Nader ecologisch onderzoek is uitgevoerd op de planlocatie, zie bijlage
2. In het nader onderzoek zijnin de zomer en het najaar 3 vleermuissoorten aangetroffen; de gewone dwergvleermuis, de laatvlieger en de
ruige dwergvleermuis. De ruige dwergvleermuis en de laatvlieger zijn slechts éénmalig geconstateerd, en gebruiken het plangebied ook zeer beperkt. Ook de gewone dwergvleermuis gebruikt het plangebied om te foerageren.

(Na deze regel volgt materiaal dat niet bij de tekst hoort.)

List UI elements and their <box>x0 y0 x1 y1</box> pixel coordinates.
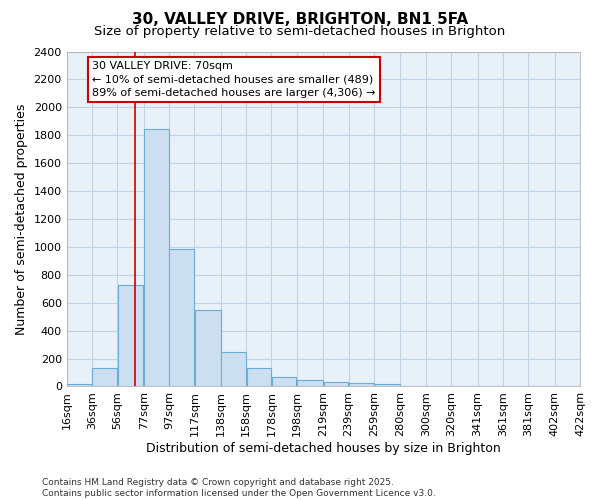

Het gebruik is beperkt, zeker gezien de groene omgeving. Wel is in de zomer een zwermplaats boven het gazon geconstateerd, en in het najaar is een paarplaats van deze soort aanwezig.
Gezien de onderzoeksresultaten zal bij de ingreep een paarplaats van de gewone dwergvleermuis worden aangetast. De paarplaats doet geen dienst als winterverblijfplaats.
Vleermuizen zijn strikt beschermd in de Flora- en faunawet (tabel 3 Flora- en faunawet en bijlage IV Habitatrichtlijn). Vanuit de Flora- en faunawet zijn hier (procedurele) gevolgen aan verbonden. Dit type verblijfplaats mag niet zomaar worden verwijderd.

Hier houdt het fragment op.